Lalu kapan beroperasinya dan berapa besar kapasitasnya kilang-kilang baru yang direncanakan? Hal-hal ini belumlah dikemukakan secara terbuka. Sementara ini Pertamina “cuma” punya 6 kilang utama, yaitu di Dumai (Riau), Plaju (Sumatera Selatan), Cilacap (Jawa Tengah), Balikpapan (Kalimantan Timur), Balongan (Indramayu Jawa Barat), dan Kasim (Papua Barat). Kapasitas total sekitar seribu juta barrel lebih per hari, padahal konsumsi per hari sekitar 1,6 juta barrel.

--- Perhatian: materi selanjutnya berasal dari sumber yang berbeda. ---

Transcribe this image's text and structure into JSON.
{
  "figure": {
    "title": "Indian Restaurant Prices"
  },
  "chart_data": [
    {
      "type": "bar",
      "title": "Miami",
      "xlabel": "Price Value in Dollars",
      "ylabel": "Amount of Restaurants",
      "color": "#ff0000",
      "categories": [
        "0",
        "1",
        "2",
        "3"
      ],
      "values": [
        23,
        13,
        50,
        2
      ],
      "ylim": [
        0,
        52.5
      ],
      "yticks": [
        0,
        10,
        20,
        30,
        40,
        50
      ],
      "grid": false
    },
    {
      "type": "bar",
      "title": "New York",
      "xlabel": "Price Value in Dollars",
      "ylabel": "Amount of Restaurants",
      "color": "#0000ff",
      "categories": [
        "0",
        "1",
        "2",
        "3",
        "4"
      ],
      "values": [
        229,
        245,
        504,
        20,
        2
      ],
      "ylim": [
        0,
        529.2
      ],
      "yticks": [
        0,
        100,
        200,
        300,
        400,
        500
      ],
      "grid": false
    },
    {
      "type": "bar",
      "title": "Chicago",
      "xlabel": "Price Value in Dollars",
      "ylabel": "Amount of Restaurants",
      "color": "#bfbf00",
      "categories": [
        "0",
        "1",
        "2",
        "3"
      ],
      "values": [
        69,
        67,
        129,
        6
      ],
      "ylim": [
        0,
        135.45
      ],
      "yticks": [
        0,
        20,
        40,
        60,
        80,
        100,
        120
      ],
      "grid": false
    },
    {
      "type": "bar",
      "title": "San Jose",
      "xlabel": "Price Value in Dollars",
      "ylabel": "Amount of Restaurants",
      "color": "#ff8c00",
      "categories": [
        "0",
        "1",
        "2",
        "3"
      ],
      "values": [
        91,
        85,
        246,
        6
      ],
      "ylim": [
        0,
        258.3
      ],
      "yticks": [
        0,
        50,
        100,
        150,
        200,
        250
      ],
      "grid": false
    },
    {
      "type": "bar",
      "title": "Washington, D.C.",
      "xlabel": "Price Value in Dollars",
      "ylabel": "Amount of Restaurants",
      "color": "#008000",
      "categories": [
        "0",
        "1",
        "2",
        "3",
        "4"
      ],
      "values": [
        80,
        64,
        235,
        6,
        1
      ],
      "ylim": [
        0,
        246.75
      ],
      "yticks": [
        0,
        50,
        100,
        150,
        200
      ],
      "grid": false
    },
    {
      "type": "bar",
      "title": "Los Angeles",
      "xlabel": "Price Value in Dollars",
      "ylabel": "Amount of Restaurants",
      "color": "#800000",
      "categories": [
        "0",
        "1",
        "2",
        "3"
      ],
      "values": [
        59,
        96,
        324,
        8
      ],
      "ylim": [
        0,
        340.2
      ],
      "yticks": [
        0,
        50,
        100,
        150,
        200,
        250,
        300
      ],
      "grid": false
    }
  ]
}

Dalam hal Refinery Development Master Plan (RDMP), sebetulnya lebih dahulu mesti ditanya, kapan RDMP totalnya selesai? Maksudnya yang untuk keseluruhan (rencana nasionalnya). Ini fase planning, perencanaan yang membutuhkan kerja-kerja intelektual yang tinggi. Dalam terminologi PDCA (Plan-Do-Check-Act) dikenal adagium “If you fail to plan, you plan to fail” (kalau kamu gagal merencanakannya, kamu memang merencanakan untuk gagal).
Pertanyaan mendasar dalam suatu “strategic planning” adalah dengan memulai dari akhir, “begin with the end in mind”. Misalnya Indonesia akan kembali menjadi eksportir BBM dalam kurun 5 tahun ke depan. Kembali jadi anggota OPEC (Organization of Pertroleum Exporting Countries), misalnya.
Lalu dihitung proyeksinya, kebutuhan BBM sekarang, dan kebutuhan satu sampai dua dekade kedepan, kemampuan lifting minyak mentah, dan berbagai faktor lain (eksternal maupun internal) yang berkaitan dengan aspek PESTEL (Politics, Economy, Social, Technology, Environment and Legal), lalu Analisa SWOT. Akhirnya “policy cascading”, semua dihitung dan direncanakan dengan cermat.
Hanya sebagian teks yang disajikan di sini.